If you are about to weave double cloth, then the first thing you will need to do is create your double warp.
Winding two layers of warp and getting them onto the loom together can seem intimidating at first, but once you have been through the process you will soon find that two are as easy as one. Here are some tips to get you started!
Together or separate?
If you can, it makes sense to wind both warp layers at the same time. This is easiest if each layer is a solid color, so that’s a good planfor your first double weave project.
If the two colors are quite distinct, such that you will have no difficulty telling them apart when you are threading, then you can simply wind the two yarns together. This will give you a cross which has two ends in place of the usual one: As you thread, you just need to take care that you maintain the color order you intended for your design.
Personally, I prefer to make an end-on-end cross, even if it is not strictly needed.
I start this weaving technique by keeping one finger between the two ends of yarn.
I wind both strands together until I come to the cross-maker. Then I use my finger to separate the yarns around the pegs, making sure that I keep the same colour yarn on top in both directions.
This method also works well if you have
- one solid and one striped layer
- two striped layers where the stripes change at the same point in both layers
In fact, I like it so much that I use it almost all the time, whatever my warp weaving pattern !
Two separate warp layers
However, sometimes it does make sense to wind two separate warps. It may be because the color changes are very complex, or perhaps one layer is wider or denser than the other. Or maybe you already have two warp chains and just fancy putting them together into a double cloth.
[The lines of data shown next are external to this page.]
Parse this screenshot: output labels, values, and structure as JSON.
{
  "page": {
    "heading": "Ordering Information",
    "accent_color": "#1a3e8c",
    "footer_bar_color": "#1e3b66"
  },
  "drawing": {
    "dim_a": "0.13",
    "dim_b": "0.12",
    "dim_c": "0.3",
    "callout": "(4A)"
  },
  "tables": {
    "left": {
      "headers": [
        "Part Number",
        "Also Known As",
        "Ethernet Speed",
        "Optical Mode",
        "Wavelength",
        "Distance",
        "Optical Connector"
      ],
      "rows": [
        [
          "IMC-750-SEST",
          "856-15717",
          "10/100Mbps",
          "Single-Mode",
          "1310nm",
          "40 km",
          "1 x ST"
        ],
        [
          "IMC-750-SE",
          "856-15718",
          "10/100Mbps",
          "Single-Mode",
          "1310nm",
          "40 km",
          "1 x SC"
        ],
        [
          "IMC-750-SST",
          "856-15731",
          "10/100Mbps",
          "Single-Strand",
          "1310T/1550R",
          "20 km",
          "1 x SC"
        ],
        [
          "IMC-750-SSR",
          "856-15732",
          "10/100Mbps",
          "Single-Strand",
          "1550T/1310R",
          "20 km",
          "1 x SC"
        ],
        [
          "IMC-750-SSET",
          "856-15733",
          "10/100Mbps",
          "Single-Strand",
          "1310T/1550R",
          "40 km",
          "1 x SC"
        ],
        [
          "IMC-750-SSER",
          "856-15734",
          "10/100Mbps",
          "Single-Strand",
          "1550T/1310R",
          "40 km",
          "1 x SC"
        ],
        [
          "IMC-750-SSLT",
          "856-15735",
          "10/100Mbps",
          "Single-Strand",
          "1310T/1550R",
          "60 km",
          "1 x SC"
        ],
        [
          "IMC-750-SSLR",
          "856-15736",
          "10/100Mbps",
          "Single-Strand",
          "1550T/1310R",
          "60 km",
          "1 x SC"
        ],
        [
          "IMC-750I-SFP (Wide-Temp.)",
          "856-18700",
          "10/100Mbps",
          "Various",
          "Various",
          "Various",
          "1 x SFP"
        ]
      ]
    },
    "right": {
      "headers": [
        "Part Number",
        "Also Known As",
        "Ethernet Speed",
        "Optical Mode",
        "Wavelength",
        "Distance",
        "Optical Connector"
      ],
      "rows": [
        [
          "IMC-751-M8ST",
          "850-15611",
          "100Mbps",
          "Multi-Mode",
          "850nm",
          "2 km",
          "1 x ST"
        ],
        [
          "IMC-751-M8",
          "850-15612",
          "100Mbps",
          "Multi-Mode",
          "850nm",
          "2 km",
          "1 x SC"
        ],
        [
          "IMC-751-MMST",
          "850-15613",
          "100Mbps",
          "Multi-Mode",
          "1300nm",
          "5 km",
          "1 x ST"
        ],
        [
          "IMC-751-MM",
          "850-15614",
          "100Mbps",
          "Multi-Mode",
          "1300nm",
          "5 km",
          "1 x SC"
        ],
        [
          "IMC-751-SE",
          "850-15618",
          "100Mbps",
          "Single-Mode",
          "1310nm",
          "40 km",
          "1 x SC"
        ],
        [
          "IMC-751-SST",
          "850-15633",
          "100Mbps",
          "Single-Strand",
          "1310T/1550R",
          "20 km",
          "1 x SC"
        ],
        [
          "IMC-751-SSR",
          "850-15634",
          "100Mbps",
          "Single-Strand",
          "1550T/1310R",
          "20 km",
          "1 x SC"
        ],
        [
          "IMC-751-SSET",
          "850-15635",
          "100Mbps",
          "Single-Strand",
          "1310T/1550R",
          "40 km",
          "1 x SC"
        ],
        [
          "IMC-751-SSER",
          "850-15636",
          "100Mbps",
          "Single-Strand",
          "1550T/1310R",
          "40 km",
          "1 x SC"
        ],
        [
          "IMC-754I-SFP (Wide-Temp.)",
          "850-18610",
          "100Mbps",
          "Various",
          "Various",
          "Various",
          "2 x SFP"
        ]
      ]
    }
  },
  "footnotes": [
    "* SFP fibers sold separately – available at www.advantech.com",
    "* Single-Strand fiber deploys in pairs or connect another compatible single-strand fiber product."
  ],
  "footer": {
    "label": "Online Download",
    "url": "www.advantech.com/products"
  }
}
The winding in this case will be quite straightforward, but it is the beaming that takes a little bit of extra care.
Note: The suggestions which follow assume that you are warping your loom from back to front.
Set up your first layer in the raddle and lease sticks as you usually do.
Then attach a second apron rod using slightly longer cords, so that it sits just in front of the first one. Use this apron rod and a separate pair of lease sticks for the second layer. However, there is no need for another raddle: you can place these warp ends on top of the first layer in the same dents.
When you wind this arrangement onto the warp beam, the two apron rods should sit adjacent to each other but not overlapping – this keeps the bulk to a minimum and will allow the warp to beam on smoothly.
Threading separate layers
When you have beamed your two layers you will then need to arrange your two sets of lease sticks so that you can thread comfortably from them both. I prefer to keep the lease sticks horizontal when I am threading, resting them either on sticks or on cord attached to loom.
If I am using two sets of lease sticks with my floor loom, then I will usually use a couple of blocks to raise the second set up. However, when I am threading a table loom – where space is tight and the line of vision is more restricted – then I find that it is easier to rest the second set on top of the cords just behind the first set. An alternative is to tie the second set so that they are suspended from the castle.
You can then proceed to thread your loom, making sure that you pick one end from each layer in turn. I find that separating out the next few ends and arranging them in order in my hand helps me to keep track.